Les questions qui reviennent
Le logiciel gère-t-il nativement les facteurs d’émission de la base ADEME ?
Oui, les plateformes modernes intègrent directement les facteurs d’émission de la base ADEME, avec des mises à jour automatiques. Cela garantit que les calculs d’empreinte carbone reposent sur des données officielles et à jour, sans intervention manuelle.
Quel budget prévoir pour les frais de maintenance et de mise à jour réglementaire ?

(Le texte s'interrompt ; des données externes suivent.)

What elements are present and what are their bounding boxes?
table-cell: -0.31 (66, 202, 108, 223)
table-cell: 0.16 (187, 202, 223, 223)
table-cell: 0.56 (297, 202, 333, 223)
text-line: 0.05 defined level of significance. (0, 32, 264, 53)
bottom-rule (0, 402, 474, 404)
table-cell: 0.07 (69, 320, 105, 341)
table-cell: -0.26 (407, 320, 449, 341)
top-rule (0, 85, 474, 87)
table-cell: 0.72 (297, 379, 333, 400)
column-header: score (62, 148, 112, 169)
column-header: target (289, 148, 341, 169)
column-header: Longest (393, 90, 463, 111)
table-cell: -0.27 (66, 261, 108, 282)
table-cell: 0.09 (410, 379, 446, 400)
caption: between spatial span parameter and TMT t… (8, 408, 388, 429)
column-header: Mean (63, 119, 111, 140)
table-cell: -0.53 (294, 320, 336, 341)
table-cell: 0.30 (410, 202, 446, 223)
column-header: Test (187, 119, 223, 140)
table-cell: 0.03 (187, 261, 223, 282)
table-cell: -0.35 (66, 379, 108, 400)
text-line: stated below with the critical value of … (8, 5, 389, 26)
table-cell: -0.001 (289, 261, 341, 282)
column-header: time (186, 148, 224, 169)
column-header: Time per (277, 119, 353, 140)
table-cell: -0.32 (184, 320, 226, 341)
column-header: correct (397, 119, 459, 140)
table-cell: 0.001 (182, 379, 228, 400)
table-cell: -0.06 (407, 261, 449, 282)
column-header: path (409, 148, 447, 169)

Les coûts de maintenance varient selon les éditeurs, mais comptez entre 15 % et 25 % du coût initial annuellement. Cette somme couvre souvent les mises à jour normatives, l’assistance et l’évolution des fonctionnalités liées à la réglementation.
Comment l'IA transforme-t-elle l'analyse prédictive de la trajectoire carbone ?
L’intelligence artificielle permet d’aller au-delà du reporting historique en simulant des scénarios d’impact. Elle peut prédire l’effet de différentes stratégies de réduction, identifier les leviers les plus efficaces, et ajuster les trajectoires en temps réel selon les données entrantes.
Combien de temps prend l'onboarding complet des collaborateurs sur l'outil ?
Le déploiement complet, incluant formation et intégration des données, prend généralement entre 2 et 4 mois selon la taille de l’entreprise et la complexité du périmètre. Les éditeurs accompagnés d’un support expert réduisent souvent ce délai grâce à des méthodologies éprouvées.